UK farming income rises to £3.46bn, but tougher times lie ahead

Total income from UK farming rose by over a third last year to £3.46bn, according to provisional figures published by DEFRA today (29 January).

In real terms, TIFF increased 36.3% as higher input costs (namely energy, fertiliser and feed) were outweighed by a 25% increase in the value of farm products to £19.8bn. There was a particularly large increase in the value of cereal production in 2008, which jumped by more than 65% to £3.2bn, largely due to increased area and higher prices last harvest.

The livestock sector also fared well, again largely due to better prices. The total value of cattle production increased by over a quarter to £2.1bn, while the value of sheep and lambs increased 29% to £822m, poultry increased 23% to £1.5bn and pigs increased by 17% to £858m, the highest since 1998. The value of milk production also increased 22% to £3.5bn.

The NFU‘s Tom Hind said the news was encouraging as it should have allowed farmers to carry out some reinvestment in their business, but he doubted whether the performance could be maintained through 2009.

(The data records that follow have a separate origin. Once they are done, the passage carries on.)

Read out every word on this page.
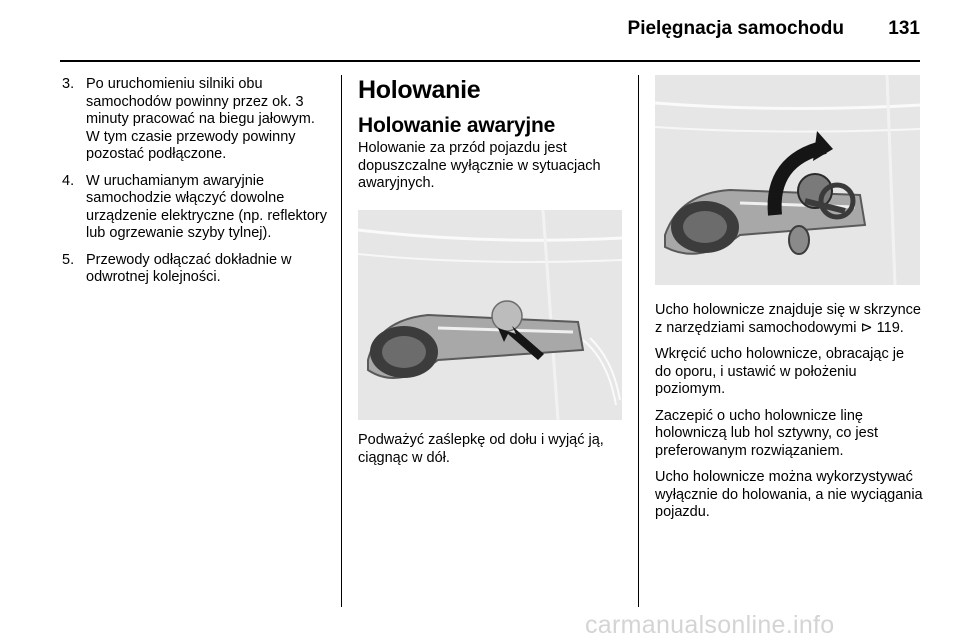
Pielęgnacja samochodu	131
3. Po uruchomieniu silniki obu samochodów powinny przez ok. 3 minuty pracować na biegu jałowym. W tym czasie przewody powinny pozostać podłączone.
4. W uruchamianym awaryjnie samochodzie włączyć dowolne urządzenie elektryczne (np. reflektory lub ogrzewanie szyby tylnej).
5. Przewody odłączać dokładnie w odwrotnej kolejności.
Holowanie
Holowanie awaryjne

Holowanie za przód pojazdu jest dopuszczalne wyłącznie w sytuacjach awaryjnych.

Podważyć zaślepkę od dołu i wyjąć ją, ciągnąc w dół.

Ucho holownicze znajduje się w skrzynce z narzędziami samochodowymi ⊳ 119.

Wkręcić ucho holownicze, obracając je do oporu, i ustawić w położeniu poziomym.

Zaczepić o ucho holownicze linę holowniczą lub hol sztywny, co jest preferowanym rozwiązaniem.

Ucho holownicze można wykorzystywać wyłącznie do holowania, a nie wyciągania pojazdu.

carmanualsonline.info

“On one hand exchange rates remain favourable and input costs, though stubborn, may be expected to fall. On the other hand a key contributor to improved incomes has been higher, livestock, dairy and cereal prices. Wheat prices fell substantially in the latter half of 2008 and dairy prices have started to come under pressure since the turn of the year, despite farmgate milk prices in the UK being below the current EU average.”

Indeed, DEFRA’s Farm Business Income figures, which compared performance across different types of English farming during the twelve month period from March 2008 to February 2009 showed that farm income across all types was expected to fall by 8%. Grazing livestock, dairy and specialist pig farms were forecast to have higher incomes while those on cropping farms were predicted to fall.

In Scotland, figures released by the Scottish Government showed that within the UK TIFF figures, there was considerable variation. North of the border, TIFF decreased by £11.9m in 2008 to £629.6m, a fall of 5.6% in real terms. This was largely due to higher costs – especially fertiliser and feed – outweighing better prices.

NFU Scotland‘s policy director Scott Walker said that such a rise in costs seen last year could not be budgeted for and while some input prices had fallen slightly this year, they still remained at historically high levels.

“We are expecting this to be a difficult year for farming,” he said. “For sectors such as milk we have already seen farm gate prices fall by eight per cent in the first few months of the year. Input prices remain high and there is much pressure from retailers on product prices.”

Widespread economic gloom was likely to lead to continued price competition and possible changes in consumption, which could affect farm profits, Mr Hind added. “What is clear is that volatility, the buzzword of the moment, is likely to be a feature for the foreseeable future and it will require all parts of the supply chain to find ways to ensure profitability levels can be sustained.”